María Eugenia de Antequera Viuda del líder de izquierda José Antequera

Desde 1985 María Eugenia de Antequera había sufrido el dolor del asesinato de más de 70 personas cercanas a ella.

María Eugenia fue esposa de José de Jesús Antequera, la víctima 721 del genocidio del movimiento de la Unión Patriótica, UP. Ella se conoció desde la juventud con José Antequera “Pepín” cuando estudiaban Derecho en la Universidad Libre y él era dirigente de las Juventud Comunista. Se casaron en 1977. Desde 1983 tuvo que empezar a vivir con amenazas. En 1985 tuvo escoltas y tenía que dormir en la sala de su casa. Antequera fue de los pocos líderes de la UP que se atrevieron a cuestionar, de manera abierta, la combinación de todas las formas de lucha.

En 1988 le pusieron una bomba en la oficina de Pepín sin consecuencias físicas para nadie, pero sí emocionales para María Eugenia, que insistía para que salieran del país porque se enfermó debido a mayores amenazas. Ella, como su esposo, nunca creyó que la violencia fuera un medio para algo.

Sin embargo el día llegó. ¿Mataron a Pepín?", preguntó María Eugenia a la "avalancha" de personas que ese día abrieron la puerta de su oficina abruptamente. En medio de la confusión, mientras ella buscaba a su marido, un periodista le gritó: "¿Buscas a Antequera? Está muerto hace rato y, además, no está en esta clínica". Así confirmó la noticia.

Dice que “descansó” con la muerte de su esposo: descansó de pensar cada día cuándo sería el día en que lo matarían; descansó de los escoltas y de la gente armada en su casa y de recibir amenazas. Sin embargo, durante las semanas posteriores al asesinato del líder Antequera, María Eugenia vivió hechos que tilda de "horribles". Policías que se hacían pasar por miembros de la UP o por periodistas y que terminaban en su apartamento averiguando sus vidas. También pasó un día encerrada en un sótano de la Sijín, donde la llevaron con el argumento de que tenía que reconocer a los sicarios que acribillaron a su marido.
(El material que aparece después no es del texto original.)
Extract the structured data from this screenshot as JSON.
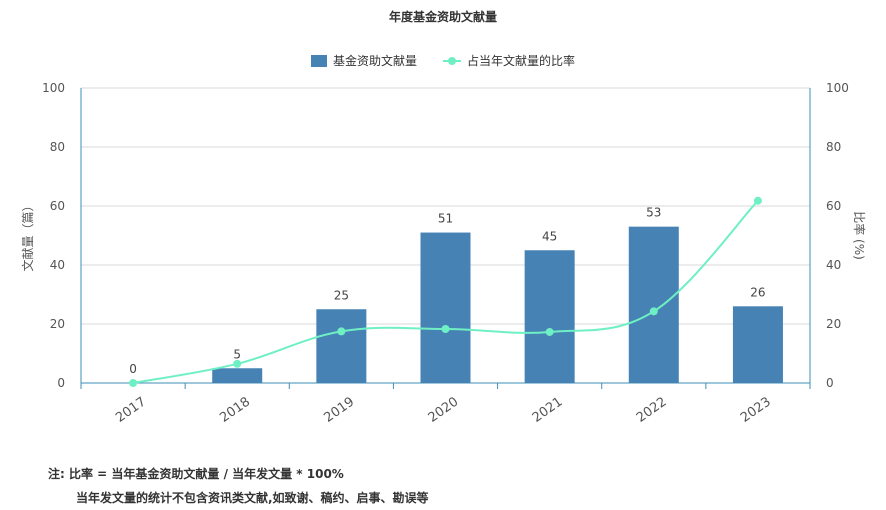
{
  "chart_data": {
    "type": "bar+line",
    "title": "年度基金资助文献量",
    "categories": [
      "2017",
      "2018",
      "2019",
      "2020",
      "2021",
      "2022",
      "2023"
    ],
    "series": [
      {
        "name": "基金资助文献量",
        "type": "bar",
        "axis": "left",
        "color": "#4682b4",
        "values": [
          0,
          5,
          25,
          51,
          45,
          53,
          26
        ]
      },
      {
        "name": "占当年文献量的比率",
        "type": "line",
        "axis": "right",
        "color": "#6ff0c4",
        "values": [
          0,
          6.5,
          17.5,
          18.3,
          17.3,
          24.3,
          61.8
        ]
      }
    ],
    "ylabel_left": "文献量（篇）",
    "ylabel_right": "比率 (%)",
    "ylim_left": [
      0,
      100
    ],
    "ylim_right": [
      0,
      100
    ],
    "yticks_left": [
      0,
      20,
      40,
      60,
      80,
      100
    ],
    "yticks_right": [
      0,
      20,
      40,
      60,
      80,
      100
    ],
    "grid": true,
    "legend_position": "top-center"
  },
  "notes": {
    "line1": "注:  比率 = 当年基金资助文献量 / 当年发文量 * 100%",
    "line2": "当年发文量的统计不包含资讯类文献,如致谢、稿约、启事、勘误等"
  }
}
Se enfermó de los riñones, del colon y de los dientes. Era una viuda de la UP, en sus palabras, “estrato cero”. Dice que sabía que nadie le ofrecería ni una embajada ni nada similar, así que tomó fuerzas y decidió seguir adelante, por sus hijos, a quienes tuvo que acompañar por largo rato a sesiones de psiquiatría para víctimas de la violencia. Su hijo de cinco años de cuando en vez se escondía debajo de la cama gritando y pidiendo ayuda para no salir de la casa pues creía que lo iban a matar.

Durante más de cuatro años después de la muerte de Pepín, cada marzo María Eugenia se enfermaba gravemente. Un día le diagnosticaron una severa depresión postraumática. Estuvo más de un año en tratamiento para manejar la depresión y la rabia. No fue fácil.

Luego se dedicó a trabajar en Madres por la Vida, una organización creada para juntar madres de víctimas de la violencia que tuvieran ideologías y condiciones distintas. Allí conoció a madres de guerrilleros, de líderes políticos y hasta de policías muertos por la violencia. En esos días entendió que el dolor de la muerte de un hijo es igual para toda madre y que en ese dolor no cuentan las ideologías ni los colores.

Entendió que el dolor de la guerra es un dolor de todos y todas y que en la guerra, solo el dolor gana.